After all, That Kind of person doesn’t just go saying ignorant things like that for no reason.

1 Comment

  1. elizabeth said,

    8 October 2007 at 7:25

    I really enjoyed this reminder to re-examine assumptions. Often when teaching students would act in an inexplicable way; I knew that there was an explaination, but simply didn’t have the context to understand it. However, the education system has a punitive aspect in much the same way bad spelling will reduce a grade even if there is no percentage of marks to be listed for spelling, non-conformist behaviour will be penalized without relationship to anything else.

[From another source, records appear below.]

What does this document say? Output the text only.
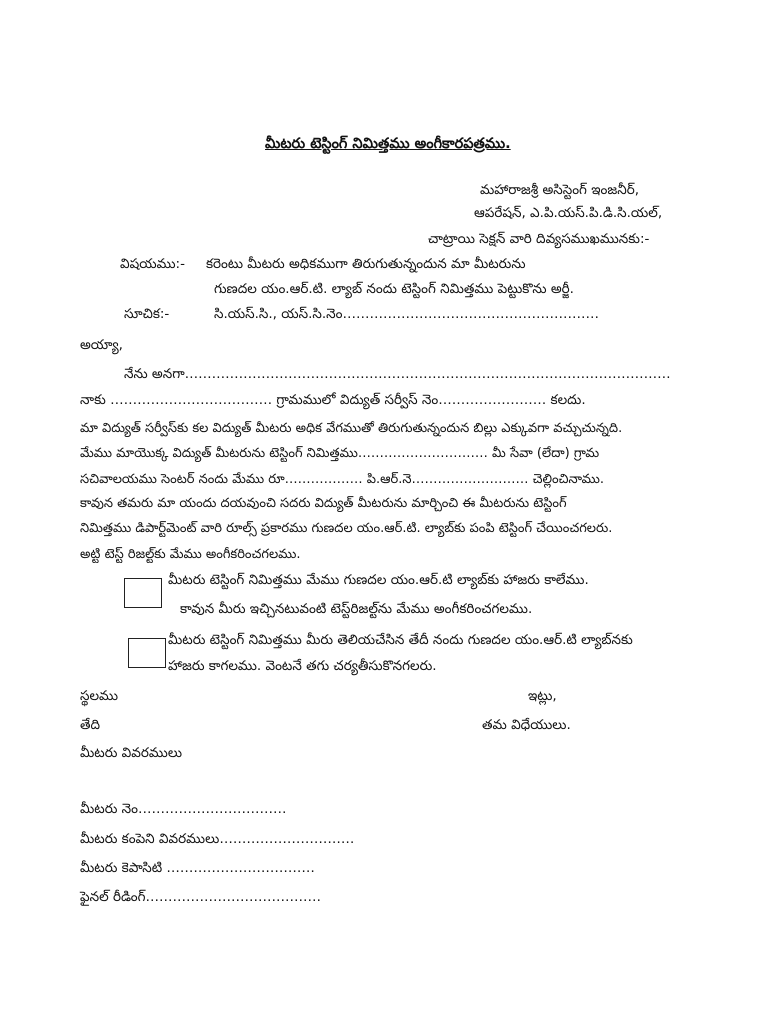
మీటరు టెస్టింగ్ నిమిత్తము అంగీకారపత్రము.
మహారాజశ్రీ అసిస్టెంగ్ ఇంజనీర్,
ఆపరేషన్, ఎ.పి.యస్.పి.డి.సి.యల్,
చాట్రాయి సెక్షన్ వారి దివ్యసముఖమునకు:-
విషయము:- కరెంటు మీటరు అధికముగా తిరుగుతున్నందున మా మీటరును
గుణదల యం.ఆర్.టి. ల్యాబ్ నందు టెస్టింగ్ నిమిత్తము పెట్టుకొను అర్జీ.
సూచిక:-	సి.యస్.సి., యస్.సి.నెం…………………………………………………
అయ్యా,
నేను అనగా………………………………………………………………………………………………
నాకు ……………………………… గ్రామములో విద్యుత్ సర్వీస్ నెం…………………… కలదు.
మా విద్యుత్ సర్వీస్‌కు కల విద్యుత్ మీటరు అధిక వేగముతో తిరుగుతున్నందున బిల్లు ఎక్కువగా వచ్చుచున్నది.
మేము మాయొక్క విద్యుత్ మీటరును టెస్టింగ్ నిమిత్తము………………………… మీ సేవా (లేదా) గ్రామ
సచివాలయము సెంటర్ నందు మేము రూ……………… పి.ఆర్.నె……………………… చెల్లించినాము.
కావున తమరు మా యందు దయవుంచి సదరు విద్యుత్ మీటరును మార్చించి ఈ మీటరును టెస్టింగ్
నిమిత్తము డిపార్ట్‌మెంట్ వారి రూల్స్ ప్రకారము గుణదల యం.ఆర్.టి. ల్యాబ్‌కు పంపి టెస్టింగ్ చేయించగలరు.
అట్టి టెస్ట్ రిజల్ట్‌కు మేము అంగీకరించగలము.
మీటరు టెస్టింగ్ నిమిత్తము మేము గుణదల యం.ఆర్.టి ల్యాబ్‌కు హాజరు కాలేము.
కావున మీరు ఇచ్చినటువంటి టెస్ట్‌రిజల్ట్‌ను మేము అంగీకరించగలము.
మీటరు టెస్టింగ్ నిమిత్తము మీరు తెలియచేసిన తేదీ నందు గుణదల యం.ఆర్.టి ల్యాబ్‌నకు
హాజరు కాగలము. వెంటనే తగు చర్యతీసుకొనగలరు.
స్థలము	ఇట్లు,
తేది	తమ విధేయులు.
మీటరు వివరములు
మీటరు నెం……………………………
మీటరు కంపెని వివరములు…………………………
మీటరు కెపాసిటి ……………………………
ఫైనల్ రీడింగ్…………………………………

    For example, I had a student who was repeating a civics course for the 4th time because the teacher I was replacing had a policy that if you are late, you get zero for the day regardless of work. I talked to the student; he didn’t seem to want attention, he didn’t know why he was late, he tried very hard not to be late but he was consistantly late. We agreed he use the back door and put his seat near there for minimal disruption. His grade was B+ (On the fourth time, he obviously knew the material) by the time I left. However, I hoped he wouldn’t be failed for the remainder of the year because of said teacher and stuck policy.

    At the end of the day, I didn’t know the reason, the student didn’t know the reason. Was the reason that important?